心さん、そろそろ俺にしませんか?




心さんが言い、そうだなとカバンを持つ西川先輩。帰るんだ、2人で。


「じゃ、また学校でな!」


「気をつけて帰るんだぞー」


2人は手を振りながらバッティングセンターを出て行った。


「おい、優生!」


「な、なんだよ。そんなに焦って」


「追いかけろよ、アホ!西川先輩と帰っちまったじゃねぇかよっ」


「だって、邪魔するわけにもいかねぇし」


「何言ってんだよっ」


そう言ったイチに、ガシッと両肩を掴まれた。


「俺は、焦ったよ。
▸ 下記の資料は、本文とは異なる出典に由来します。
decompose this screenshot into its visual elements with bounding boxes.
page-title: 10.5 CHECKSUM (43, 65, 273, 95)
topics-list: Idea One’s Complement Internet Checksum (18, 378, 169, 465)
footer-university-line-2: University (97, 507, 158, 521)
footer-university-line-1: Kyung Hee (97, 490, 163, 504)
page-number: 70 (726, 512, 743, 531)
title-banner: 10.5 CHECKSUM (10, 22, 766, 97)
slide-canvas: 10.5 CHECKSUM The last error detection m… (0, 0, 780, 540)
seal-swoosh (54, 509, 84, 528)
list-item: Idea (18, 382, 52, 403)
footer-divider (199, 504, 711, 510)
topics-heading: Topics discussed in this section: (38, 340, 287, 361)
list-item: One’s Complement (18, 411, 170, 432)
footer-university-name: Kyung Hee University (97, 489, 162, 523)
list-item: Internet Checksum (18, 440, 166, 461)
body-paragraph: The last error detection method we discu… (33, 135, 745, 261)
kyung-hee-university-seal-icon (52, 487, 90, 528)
澤本にお前がマフィンが好きかって聞かれた時」


「イチ……」


「澤本はマジでお前に告白するって。だから、俺は告白したんだ」


──あたし、西川に気持ち伝える!


──もう、友達は嫌だからさ!


俺だって、嫌だ。


心さんが他の奴を見ているのも、西川先輩に告白するのも。


「イチ、俺行ってくる」


「お礼はこれでいいよ~」


そう言って、さっき西川先輩がくれたスポーツドリンクを指差した。


「んなのお前にくれてやる」


そう言い残して、バッティングセンターを出た。